4. The cause? What prompted the cars to slow precipitously and jump the tracks wasn't immediately known Wednesday, but federal and local authorities were investigating. A black box on board the train was recovered.
5. Regional impact. It's not immediately known how the rail closure was impacting rail access to the port of Baltimore, but commercial travel was impacted a great deal. The Northeast Corridor, which runs from Washington to Boston, is the busiest stretch of passenger rail line in the country, serving 750,000 passengers and 2,000 commuter, intercity and freight trains per day, according to the Northeast Corridor Infrastructure and Operations Advisory Commission. Workers contribute $50 billion to the U.S. economy every year, it said. That commission estimated a loss of service on the corridor on a single day would cost $100 million in delays and lost productivity.
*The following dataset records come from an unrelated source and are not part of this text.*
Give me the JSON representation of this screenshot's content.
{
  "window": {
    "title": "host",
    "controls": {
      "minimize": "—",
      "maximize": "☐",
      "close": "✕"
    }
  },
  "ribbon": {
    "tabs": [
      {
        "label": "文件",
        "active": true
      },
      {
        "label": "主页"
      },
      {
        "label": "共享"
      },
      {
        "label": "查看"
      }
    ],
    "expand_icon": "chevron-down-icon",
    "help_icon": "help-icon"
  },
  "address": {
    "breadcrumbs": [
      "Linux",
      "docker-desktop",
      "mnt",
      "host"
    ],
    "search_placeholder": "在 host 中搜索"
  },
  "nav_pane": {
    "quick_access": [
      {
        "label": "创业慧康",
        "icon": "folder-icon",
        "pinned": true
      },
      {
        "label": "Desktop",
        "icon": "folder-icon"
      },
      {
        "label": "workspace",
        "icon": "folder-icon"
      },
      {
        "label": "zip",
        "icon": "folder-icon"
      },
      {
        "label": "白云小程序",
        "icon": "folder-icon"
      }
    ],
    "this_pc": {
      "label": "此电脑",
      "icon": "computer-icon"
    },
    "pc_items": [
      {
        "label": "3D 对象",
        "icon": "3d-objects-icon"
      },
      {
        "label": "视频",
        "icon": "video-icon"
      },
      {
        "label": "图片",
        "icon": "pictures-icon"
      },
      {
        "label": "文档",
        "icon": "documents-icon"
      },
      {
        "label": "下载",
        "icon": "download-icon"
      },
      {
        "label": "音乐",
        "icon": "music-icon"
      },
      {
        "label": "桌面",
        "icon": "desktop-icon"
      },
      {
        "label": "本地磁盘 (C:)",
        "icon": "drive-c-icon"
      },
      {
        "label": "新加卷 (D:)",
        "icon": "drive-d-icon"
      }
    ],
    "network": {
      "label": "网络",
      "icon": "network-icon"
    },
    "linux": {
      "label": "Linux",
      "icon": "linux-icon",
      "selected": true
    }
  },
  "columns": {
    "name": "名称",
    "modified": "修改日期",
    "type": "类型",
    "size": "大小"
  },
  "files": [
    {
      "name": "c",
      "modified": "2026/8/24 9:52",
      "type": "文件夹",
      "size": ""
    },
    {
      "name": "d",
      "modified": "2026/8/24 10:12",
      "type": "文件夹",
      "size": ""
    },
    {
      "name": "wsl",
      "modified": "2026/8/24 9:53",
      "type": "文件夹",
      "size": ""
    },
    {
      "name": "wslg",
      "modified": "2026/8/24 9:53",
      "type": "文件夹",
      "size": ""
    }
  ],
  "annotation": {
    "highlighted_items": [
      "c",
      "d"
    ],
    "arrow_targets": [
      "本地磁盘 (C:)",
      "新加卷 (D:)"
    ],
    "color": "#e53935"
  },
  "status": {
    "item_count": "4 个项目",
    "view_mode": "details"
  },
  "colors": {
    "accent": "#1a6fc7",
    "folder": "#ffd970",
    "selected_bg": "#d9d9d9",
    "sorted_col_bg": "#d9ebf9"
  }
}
6. Not the first. This isn't the first major crash on the Northeastern Corridor. The derailment was the deadliest incident involving an Amtrak train on the Corridor since the Maryland collision between an Amtrak train and a Conrail freight engine near Chase, in which 16 people were killed and another 175 were injured. A MARC train slammed into an Amtrak train in Silver Spring in 1996, killing 11. The curve at Frankford Junction in Philadelphia was the site of a 1943 crash, in which 79 people were killed when the Pennsylvania Railroad train derailed.
7. Rail infrastructure. The House was slated to cut $100 million in Amtrak funding Wednesday. Maryland is awaiting two major projects that would help alleviate bottlenecks on the busy commuter line between D.C. and Philadelphia. The Baltimore & Potomac Tunnel under West Baltimore, for instance, is 140 years old and a key choke point for Amtrak and other rail traffic, forcing trains to slow their speeds substantially. It has been slated to be replaced, though Amtrak officials have questioned whether funding will be provided to cover the estimated $1.5 billion price tag. A project to replace the Susquehanna River bridge between Harford and Cecil counties remains in the conceptual stages. Construction is more than a decade away.